Working my way through After the Ice: A Global Human History 20,000-5000 BC which is more entertaining than the title would make you think (and yes, as with any prehistory book, flakes, points and arrow heads are everywhere. :) )

43mnleona
jun 26, 2020, 8:29am

>31 genesisdiem: I loved her movies.

44genesisdiem
jun 26, 2020, 9:26am

>43 mnleona: I've been re-watching the TCM dvd collection. The book has a great photo section and so far reads like most Hollywood memoirs, in that not-so-great childhood, treated poorly by directors, hit on by older co-stars... but she seems well-adjusted regardless. Only halfway through.

The only thing I really learned was just how much she really just took over from Kellerman instead of being an original. But EW was supposed to have been the better actress. She also seems business smart to want to branch out so she had a safety net when the screen time career was over. I'm interested enough to finish.

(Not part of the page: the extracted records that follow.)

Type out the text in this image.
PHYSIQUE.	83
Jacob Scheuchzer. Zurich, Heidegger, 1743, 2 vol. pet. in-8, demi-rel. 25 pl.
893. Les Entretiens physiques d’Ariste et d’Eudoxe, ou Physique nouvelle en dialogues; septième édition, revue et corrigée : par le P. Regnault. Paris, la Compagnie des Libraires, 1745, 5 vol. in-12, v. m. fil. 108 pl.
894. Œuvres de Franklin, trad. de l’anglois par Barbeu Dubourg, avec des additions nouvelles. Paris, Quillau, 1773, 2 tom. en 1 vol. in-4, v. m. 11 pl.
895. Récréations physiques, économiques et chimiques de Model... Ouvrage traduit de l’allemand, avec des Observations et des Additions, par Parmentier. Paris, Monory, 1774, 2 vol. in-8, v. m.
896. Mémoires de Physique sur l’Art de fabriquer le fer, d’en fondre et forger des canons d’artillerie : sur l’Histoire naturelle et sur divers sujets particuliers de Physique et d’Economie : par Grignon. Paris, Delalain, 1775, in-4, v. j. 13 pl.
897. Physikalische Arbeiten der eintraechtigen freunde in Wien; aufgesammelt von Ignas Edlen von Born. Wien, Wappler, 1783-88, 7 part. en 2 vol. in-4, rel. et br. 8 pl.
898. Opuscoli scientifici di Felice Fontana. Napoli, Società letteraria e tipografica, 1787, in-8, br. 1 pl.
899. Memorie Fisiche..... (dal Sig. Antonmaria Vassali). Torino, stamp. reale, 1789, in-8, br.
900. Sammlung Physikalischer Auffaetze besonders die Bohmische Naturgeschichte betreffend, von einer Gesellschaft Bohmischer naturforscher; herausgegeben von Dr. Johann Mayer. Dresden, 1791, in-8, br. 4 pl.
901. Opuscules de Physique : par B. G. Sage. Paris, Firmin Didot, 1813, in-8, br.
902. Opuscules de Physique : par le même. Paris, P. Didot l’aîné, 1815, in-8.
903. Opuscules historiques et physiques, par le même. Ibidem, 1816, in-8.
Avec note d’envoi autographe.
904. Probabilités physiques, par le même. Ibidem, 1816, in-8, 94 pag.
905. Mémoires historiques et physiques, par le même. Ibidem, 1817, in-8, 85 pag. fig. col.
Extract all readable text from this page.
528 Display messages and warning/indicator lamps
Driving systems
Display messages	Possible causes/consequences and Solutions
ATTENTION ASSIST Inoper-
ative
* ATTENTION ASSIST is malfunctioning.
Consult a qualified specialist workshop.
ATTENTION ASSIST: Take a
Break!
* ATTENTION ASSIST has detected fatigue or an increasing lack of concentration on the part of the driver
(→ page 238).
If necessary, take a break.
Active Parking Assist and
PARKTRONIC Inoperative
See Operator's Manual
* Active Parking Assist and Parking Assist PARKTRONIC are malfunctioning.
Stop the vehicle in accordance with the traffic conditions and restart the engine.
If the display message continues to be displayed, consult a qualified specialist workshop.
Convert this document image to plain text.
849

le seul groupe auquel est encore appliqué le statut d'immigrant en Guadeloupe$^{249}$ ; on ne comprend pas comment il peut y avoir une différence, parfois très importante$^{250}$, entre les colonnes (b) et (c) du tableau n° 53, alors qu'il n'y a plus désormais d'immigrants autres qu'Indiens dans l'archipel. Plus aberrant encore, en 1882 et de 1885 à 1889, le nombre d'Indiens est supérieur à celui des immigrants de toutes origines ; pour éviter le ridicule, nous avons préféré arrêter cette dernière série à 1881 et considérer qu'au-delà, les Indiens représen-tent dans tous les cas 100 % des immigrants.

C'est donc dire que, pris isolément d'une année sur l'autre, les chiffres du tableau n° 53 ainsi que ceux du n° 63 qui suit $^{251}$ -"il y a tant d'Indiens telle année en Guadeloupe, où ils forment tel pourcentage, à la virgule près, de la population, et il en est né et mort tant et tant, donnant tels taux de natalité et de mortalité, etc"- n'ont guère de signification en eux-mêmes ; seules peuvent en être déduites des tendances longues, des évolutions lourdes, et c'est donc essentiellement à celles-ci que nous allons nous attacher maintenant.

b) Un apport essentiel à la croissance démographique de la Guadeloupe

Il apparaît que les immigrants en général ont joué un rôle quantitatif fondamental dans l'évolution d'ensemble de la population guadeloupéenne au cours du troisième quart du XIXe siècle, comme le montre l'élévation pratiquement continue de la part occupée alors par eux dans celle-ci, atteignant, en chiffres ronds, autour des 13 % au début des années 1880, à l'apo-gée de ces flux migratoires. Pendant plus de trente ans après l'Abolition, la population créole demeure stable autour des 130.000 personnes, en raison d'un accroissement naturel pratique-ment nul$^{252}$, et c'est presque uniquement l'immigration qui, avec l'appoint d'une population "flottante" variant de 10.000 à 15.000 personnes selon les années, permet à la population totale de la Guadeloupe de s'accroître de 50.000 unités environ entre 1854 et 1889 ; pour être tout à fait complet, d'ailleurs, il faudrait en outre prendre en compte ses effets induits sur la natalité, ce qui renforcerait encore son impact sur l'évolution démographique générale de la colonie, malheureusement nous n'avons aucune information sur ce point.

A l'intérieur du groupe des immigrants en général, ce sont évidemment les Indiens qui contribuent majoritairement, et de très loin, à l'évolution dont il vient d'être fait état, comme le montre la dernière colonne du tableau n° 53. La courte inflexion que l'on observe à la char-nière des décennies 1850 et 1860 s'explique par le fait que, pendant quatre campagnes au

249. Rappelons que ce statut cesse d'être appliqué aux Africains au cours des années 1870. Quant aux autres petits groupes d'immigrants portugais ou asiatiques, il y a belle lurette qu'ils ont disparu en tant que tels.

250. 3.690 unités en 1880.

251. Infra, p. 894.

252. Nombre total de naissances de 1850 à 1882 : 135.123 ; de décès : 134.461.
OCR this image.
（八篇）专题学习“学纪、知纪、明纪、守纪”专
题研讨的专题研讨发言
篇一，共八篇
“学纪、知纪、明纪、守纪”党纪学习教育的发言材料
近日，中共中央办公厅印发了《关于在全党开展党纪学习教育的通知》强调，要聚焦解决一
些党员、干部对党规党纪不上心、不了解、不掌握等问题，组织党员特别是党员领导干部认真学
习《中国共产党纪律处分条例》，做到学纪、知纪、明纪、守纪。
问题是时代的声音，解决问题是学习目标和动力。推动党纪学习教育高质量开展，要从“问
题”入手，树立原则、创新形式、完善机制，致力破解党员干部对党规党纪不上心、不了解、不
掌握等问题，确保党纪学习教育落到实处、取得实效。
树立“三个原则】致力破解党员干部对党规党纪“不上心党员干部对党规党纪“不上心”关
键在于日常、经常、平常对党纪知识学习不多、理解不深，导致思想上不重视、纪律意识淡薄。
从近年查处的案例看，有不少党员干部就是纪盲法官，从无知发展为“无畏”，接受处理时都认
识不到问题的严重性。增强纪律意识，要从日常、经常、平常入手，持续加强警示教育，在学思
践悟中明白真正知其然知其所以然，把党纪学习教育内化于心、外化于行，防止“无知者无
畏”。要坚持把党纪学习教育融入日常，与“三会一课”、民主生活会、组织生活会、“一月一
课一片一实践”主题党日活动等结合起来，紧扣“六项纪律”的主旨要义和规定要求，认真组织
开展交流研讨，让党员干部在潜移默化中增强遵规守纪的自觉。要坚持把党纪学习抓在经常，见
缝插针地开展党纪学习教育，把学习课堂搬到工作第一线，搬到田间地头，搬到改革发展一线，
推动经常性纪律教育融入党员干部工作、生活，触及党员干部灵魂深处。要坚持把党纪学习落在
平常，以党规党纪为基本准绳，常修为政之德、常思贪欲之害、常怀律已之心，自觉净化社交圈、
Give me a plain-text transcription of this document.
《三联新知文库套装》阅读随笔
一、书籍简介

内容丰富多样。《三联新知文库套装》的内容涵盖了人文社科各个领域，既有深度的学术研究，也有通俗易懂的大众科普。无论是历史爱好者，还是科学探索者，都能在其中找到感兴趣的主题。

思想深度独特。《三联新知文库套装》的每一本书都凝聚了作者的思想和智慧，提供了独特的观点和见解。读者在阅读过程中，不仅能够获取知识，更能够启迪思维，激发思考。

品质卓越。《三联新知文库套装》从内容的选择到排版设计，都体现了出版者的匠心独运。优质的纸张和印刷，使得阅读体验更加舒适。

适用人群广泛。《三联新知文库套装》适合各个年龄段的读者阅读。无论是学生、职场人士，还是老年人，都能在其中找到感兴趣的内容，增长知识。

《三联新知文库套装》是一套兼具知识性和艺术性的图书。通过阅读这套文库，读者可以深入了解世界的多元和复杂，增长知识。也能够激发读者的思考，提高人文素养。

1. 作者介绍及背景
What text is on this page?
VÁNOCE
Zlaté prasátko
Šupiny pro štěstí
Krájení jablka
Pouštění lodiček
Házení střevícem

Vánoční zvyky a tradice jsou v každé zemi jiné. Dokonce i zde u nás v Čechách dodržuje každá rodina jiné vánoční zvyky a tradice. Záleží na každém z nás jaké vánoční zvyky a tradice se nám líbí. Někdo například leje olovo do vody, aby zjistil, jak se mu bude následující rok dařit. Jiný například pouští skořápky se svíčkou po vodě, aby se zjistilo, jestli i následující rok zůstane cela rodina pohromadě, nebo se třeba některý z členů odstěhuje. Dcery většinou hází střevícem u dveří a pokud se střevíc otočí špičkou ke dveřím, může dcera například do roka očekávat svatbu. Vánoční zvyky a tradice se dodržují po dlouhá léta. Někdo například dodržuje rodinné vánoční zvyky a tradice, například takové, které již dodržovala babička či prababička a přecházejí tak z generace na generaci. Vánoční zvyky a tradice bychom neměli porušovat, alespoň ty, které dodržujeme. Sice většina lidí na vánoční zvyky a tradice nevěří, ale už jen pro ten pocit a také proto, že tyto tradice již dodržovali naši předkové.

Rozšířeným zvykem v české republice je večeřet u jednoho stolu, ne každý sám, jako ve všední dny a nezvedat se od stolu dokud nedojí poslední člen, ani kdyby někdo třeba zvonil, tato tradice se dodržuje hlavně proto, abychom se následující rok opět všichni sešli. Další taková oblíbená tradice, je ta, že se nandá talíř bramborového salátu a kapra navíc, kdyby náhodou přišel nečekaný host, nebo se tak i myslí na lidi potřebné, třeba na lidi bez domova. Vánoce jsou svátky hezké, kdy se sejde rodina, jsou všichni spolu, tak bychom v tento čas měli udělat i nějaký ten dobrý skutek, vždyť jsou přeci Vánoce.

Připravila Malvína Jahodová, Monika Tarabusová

It's an easy, fluffy read.

45Meredy
jun 26, 2020, 2:15pm

Surviving Autocracy, by Masha Gessen (2020).
White Fragility, by Robin Di Angelo (2018).
The Rise and Fall of the Third Reich, by William L. Shirer (1960).
Yes, concurrently.

I think I need a nice cozy mystery.

46JulieLill
jun 27, 2020, 2:39pm

Your Movie Sucks
Roger Ebert
3.5/5 stars
Ebert reviews some of his most hated films with humor and disdain. I laughed through a majority of the remarks and it made me miss him and his reviews. Not for everyone but if you are a film buff you might enjoy it!